Page 1 of 1

CHECK_NRPE STATE CRITICAL: Socket timeout after 30 seconds.

Posted: Wed Sep 26, 2018 6:31 pm
by azharctos
HI

server monitored by nagios almost 2-3 month, and today suddenly we received errror and keep flapping as above error until now we're unable to solve it.

1: Port still open

[root@dc-nagios ~]# telnet xxxxxx 5666
Trying xxxxxx..
Connected to xxxx.
Escape character is '^]'.
^]
telnet> quit
Connection closed.

2 : we stop and start xinetd - (we found many defunct procees), but issue still remain
[root@xxxxx~]# ps aux | grep nrpe
nagios 58213 0.0 0.0 0 0 ? Zs 07:08 0:00 [nrpe] <defunct>
nagios 58216 0.0 0.0 0 0 ? Zs 07:08 0:00 [nrpe] <defunct>
nagios 58224 0.0 0.0 0 0 ? Zs 07:08 0:00 [nrpe] <defunct>
nagios 58227 0.0 0.0 0 0 ? Zs 07:08 0:00 [nrpe] <defunct>
nagios 58229 0.0 0.0 0 0 ? Zs 07:08 0:00 [nrpe] <defunct>
nagios 58231 0.0 0.0 0 0 ? Zs 07:08 0:00 [nrpe] <defunct>
nagios 58236 0.0 0.0 0 0 ? Zs 07:08 0:00 [nrpe] <defunct>
nagios 58239 0.0 0.0 6232 788 ? Ss 07:08 0:00 nrpe -c /usr/local/nagios/etc/nrpe.cfg --inetd
nagios 58240 0.0 0.0 6232 784 ? Ss 07:08 0:00 nrpe -c /usr/local/nagios/etc/nrpe.cfg --inetd
nagios 58243 0.0 0.0 6232 784 ? Ss 07:08 0:00 nrpe -c /usr/local/nagios/etc/nrpe.cfg --inetd
nagios 58244 0.0 0.0 6232 788 ? Ss 07:08 0:00 nrpe -c /usr/local/nagios/etc/nrpe.cfg --inetd
nagios 58245 0.0 0.0 6232 788 ? Ss 07:08 0:00 nrpe -c /usr/local/nagios/etc/nrpe.cfg --inetd
nagios 58246 0.0 0.0 6232 780 ? Ss 07:08 0:00 nrpe -c /usr/local/nagios/etc/nrpe.cfg --inetd
root 58266 0.0 0.0 103320 908 pts/0 S+ 07:08 0:00 grep nrpe
[root@xxxx~]#

3: nrpe configuraiton :
[root@dxxxxxx ~]# cat /etc/xinetd.d/nrpe
# default: on
# description: NRPE (Nagios Remote Plugin Executor)
service nrpe
{
flags = REUSE
socket_type = stream
port = 5666
wait = no
user = nagios
group = nagios
server = /usr/local/nagios/bin/nrpe
server_args = -c /usr/local/nagios/etc/nrpe.cfg --inetd
log_on_failure += USERID
disable = no
only_from = 127.0.0.1 xxxxxx xxxxxxxx
}

3: No issue from network and security site.
4: so far no error found at the server site (dmesg,messages)
5: server load, memory n network still ok
6: Rebooted server, but after few hours (2-3 hours) issue occured again

+++
at first we able to run, after that socket time out even from local server.
[root@xxxxxx04 libexec]# ./check_nrpe -H localhost
NRPE v2.13
[root@xxxxxx libexec]# ./check_nrpe -H localhost
CHECK_NRPE: Socket timeout after 10 seconds.

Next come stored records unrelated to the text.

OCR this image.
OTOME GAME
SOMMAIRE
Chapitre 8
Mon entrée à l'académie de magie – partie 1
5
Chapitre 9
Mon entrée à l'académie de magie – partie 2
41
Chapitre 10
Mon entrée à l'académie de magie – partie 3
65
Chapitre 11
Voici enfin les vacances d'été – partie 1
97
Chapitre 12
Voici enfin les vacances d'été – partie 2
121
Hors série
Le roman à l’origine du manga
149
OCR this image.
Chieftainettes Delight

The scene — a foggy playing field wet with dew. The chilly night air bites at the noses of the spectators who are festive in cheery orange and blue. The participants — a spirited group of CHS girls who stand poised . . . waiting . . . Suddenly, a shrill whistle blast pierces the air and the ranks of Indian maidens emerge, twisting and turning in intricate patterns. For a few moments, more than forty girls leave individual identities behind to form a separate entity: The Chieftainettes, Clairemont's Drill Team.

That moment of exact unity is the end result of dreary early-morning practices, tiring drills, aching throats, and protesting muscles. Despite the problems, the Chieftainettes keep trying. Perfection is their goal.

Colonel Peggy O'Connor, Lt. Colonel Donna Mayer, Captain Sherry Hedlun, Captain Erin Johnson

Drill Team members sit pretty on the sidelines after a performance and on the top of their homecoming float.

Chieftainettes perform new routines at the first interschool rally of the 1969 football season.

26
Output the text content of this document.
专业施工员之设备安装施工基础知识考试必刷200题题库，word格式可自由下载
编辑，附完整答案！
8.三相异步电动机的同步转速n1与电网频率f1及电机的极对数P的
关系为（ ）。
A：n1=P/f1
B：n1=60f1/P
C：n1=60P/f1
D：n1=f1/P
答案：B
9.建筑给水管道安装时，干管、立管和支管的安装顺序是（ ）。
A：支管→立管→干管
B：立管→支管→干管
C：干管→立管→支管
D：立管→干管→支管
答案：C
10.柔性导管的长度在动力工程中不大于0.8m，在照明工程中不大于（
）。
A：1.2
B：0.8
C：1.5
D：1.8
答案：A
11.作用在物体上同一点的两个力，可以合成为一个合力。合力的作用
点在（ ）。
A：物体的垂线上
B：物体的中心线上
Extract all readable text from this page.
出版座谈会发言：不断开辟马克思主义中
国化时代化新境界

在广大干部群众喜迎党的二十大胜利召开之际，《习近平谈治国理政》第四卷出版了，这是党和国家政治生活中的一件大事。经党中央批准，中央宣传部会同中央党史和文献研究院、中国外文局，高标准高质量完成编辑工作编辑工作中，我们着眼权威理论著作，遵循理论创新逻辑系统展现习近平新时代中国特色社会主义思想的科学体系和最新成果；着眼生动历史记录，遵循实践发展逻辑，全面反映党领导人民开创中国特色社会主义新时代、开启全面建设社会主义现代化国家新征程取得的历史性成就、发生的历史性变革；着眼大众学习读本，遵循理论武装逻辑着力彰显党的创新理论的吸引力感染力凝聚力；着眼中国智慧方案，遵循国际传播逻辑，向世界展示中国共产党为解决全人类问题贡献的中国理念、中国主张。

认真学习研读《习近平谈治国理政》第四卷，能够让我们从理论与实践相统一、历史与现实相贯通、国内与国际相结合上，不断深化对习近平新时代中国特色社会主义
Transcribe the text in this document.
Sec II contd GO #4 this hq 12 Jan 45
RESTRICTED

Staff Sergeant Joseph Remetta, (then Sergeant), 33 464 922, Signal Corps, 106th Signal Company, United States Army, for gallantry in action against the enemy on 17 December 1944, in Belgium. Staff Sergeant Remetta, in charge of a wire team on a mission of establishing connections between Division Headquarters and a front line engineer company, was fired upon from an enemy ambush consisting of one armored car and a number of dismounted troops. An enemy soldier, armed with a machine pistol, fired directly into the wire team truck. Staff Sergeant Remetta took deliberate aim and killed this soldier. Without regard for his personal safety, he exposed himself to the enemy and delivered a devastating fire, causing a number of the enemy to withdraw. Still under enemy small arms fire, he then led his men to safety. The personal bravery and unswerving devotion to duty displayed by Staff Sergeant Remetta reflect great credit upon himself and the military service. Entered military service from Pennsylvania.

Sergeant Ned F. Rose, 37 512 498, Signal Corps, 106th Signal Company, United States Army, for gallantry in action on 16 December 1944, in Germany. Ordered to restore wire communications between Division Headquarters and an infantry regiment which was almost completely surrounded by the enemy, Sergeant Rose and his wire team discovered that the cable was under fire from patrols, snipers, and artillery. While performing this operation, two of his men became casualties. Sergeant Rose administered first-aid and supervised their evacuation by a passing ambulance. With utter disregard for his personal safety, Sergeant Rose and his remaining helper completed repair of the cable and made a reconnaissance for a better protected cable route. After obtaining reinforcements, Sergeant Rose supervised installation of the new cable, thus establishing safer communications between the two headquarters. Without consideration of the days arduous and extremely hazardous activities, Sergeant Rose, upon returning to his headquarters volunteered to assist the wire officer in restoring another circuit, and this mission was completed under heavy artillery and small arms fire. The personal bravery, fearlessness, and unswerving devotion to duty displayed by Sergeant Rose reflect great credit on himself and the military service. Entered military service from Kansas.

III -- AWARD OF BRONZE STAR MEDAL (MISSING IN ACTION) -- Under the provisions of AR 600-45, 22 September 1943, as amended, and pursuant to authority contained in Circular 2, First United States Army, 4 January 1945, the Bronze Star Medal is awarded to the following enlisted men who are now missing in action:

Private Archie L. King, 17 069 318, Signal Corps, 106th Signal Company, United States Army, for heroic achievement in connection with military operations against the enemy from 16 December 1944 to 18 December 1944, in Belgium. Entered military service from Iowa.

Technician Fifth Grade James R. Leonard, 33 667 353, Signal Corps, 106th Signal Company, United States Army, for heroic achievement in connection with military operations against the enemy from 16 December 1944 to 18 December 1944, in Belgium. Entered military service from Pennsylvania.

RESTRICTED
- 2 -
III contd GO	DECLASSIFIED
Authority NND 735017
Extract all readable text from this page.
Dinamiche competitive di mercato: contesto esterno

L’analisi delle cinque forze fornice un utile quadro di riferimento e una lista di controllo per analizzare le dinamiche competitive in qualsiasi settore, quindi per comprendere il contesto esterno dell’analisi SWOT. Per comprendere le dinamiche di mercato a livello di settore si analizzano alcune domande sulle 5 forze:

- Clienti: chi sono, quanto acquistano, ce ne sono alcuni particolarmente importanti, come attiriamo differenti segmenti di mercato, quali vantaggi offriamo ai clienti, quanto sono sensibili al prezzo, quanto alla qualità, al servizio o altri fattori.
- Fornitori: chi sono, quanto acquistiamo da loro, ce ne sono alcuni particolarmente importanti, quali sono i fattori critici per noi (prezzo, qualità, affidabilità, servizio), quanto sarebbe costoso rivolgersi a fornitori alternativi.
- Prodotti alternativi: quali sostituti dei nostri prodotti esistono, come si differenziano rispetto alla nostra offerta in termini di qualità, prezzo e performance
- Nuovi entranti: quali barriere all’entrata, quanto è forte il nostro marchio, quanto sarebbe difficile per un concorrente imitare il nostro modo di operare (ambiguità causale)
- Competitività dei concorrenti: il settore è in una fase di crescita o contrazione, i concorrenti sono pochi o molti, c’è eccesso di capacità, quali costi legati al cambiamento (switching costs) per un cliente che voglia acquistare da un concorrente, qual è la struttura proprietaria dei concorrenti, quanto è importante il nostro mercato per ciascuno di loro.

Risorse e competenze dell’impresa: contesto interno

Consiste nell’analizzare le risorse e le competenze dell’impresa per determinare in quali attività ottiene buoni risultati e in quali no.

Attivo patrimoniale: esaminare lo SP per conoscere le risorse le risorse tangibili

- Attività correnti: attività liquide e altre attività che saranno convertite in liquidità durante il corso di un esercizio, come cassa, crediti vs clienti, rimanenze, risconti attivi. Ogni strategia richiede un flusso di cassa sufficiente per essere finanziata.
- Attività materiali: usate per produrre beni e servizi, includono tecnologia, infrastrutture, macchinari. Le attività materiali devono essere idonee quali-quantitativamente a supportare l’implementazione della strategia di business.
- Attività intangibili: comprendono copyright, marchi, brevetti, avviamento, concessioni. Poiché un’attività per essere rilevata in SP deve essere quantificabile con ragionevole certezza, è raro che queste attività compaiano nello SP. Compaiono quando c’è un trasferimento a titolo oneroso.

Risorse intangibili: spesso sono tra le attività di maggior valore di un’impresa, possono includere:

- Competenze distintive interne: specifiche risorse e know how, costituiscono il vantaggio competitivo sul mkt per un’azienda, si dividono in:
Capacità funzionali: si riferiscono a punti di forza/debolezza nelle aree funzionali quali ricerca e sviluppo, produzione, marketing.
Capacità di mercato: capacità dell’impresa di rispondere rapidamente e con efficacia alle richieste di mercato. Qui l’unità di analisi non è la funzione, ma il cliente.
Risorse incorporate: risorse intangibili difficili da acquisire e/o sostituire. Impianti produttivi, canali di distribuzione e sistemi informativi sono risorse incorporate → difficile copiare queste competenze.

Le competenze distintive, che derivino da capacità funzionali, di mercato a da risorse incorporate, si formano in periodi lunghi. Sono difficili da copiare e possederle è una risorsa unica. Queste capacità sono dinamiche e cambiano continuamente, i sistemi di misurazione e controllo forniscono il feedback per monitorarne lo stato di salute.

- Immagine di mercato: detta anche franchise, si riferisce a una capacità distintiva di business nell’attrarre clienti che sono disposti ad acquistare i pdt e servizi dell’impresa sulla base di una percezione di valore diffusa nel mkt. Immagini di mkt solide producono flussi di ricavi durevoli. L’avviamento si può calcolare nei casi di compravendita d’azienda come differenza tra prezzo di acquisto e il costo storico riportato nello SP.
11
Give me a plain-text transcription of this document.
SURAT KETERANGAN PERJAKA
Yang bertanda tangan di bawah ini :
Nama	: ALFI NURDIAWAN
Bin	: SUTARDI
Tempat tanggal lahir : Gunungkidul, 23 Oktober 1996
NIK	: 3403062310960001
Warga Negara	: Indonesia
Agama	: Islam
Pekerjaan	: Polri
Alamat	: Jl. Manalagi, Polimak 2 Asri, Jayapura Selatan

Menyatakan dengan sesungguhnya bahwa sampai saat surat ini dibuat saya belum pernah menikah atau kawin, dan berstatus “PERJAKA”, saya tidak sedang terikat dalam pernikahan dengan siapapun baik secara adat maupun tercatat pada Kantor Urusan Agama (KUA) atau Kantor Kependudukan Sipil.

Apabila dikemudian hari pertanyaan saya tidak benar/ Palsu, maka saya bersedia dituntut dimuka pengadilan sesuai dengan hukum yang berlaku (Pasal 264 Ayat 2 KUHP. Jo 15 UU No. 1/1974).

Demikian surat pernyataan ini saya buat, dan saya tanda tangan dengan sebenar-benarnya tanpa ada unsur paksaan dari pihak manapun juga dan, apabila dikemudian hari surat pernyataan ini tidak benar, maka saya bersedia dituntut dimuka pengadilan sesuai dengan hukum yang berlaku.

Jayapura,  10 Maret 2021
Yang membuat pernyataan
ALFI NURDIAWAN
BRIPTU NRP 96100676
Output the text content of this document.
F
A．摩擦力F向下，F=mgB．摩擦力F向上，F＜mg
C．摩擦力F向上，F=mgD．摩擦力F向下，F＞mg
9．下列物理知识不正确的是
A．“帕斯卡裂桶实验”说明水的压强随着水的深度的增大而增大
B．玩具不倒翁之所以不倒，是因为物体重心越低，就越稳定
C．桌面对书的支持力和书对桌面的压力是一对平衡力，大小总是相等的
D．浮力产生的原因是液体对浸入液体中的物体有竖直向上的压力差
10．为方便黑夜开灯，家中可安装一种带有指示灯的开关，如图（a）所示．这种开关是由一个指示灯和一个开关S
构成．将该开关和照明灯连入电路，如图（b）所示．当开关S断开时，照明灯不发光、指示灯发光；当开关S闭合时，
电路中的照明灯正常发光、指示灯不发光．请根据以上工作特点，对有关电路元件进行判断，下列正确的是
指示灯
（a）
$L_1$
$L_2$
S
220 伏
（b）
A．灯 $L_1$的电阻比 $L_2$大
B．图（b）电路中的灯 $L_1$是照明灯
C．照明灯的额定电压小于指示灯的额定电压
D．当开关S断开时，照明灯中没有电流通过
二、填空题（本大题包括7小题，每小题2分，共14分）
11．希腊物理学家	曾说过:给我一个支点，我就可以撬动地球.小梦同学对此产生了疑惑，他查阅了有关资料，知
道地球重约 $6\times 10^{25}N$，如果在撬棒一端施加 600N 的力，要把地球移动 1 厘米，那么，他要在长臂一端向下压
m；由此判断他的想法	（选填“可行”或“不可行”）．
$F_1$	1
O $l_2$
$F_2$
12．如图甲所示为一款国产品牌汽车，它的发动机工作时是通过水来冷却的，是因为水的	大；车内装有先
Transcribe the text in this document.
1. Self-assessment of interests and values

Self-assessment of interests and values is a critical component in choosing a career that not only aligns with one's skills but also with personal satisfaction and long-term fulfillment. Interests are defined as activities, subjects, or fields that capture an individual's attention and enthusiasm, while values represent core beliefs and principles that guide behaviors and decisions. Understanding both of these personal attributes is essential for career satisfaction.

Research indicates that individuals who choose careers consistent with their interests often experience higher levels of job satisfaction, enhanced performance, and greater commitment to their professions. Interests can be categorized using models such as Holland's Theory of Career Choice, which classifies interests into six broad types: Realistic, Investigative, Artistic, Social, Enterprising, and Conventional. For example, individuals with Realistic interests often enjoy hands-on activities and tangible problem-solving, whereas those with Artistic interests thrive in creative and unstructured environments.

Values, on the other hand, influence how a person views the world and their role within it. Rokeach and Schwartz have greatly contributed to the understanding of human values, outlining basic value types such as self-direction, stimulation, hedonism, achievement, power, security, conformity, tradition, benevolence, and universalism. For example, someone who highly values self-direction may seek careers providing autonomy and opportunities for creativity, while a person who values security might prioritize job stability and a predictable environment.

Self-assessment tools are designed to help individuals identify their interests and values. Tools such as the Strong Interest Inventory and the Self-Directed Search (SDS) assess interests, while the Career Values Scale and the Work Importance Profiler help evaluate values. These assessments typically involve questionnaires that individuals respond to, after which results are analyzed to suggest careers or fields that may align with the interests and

Client : Red Hat Enterprise Linux Server release 6.8 (Santiago) (64 bit)
Nagios server : Red Hat Enterprise Linux Server release 7.4 (Maipo) (64 bit)
Nagios server running in physical server

Re: CHECK_NRPE STATE CRITICAL: Socket timeout after 30 secon

Posted: Thu Sep 27, 2018 10:58 am
by tgriep
I answered the ticket you opened but I'll put the same info here.
Let's enable debugging for the NRPE agent that is running on the remote server.
Edit the nrpe.cfg file and change this line from

Code: Select all

debug=0
to

Code: Select all

debug=1
Save the change and restart xinetd to reload the change.

Code: Select all

service xinetd restart
The NRPE agent logs it's messages using syslog so the debug messages should show up in the /var/log/messages file on the remote server.

If you find any errors, post them to the ticket so I can view them.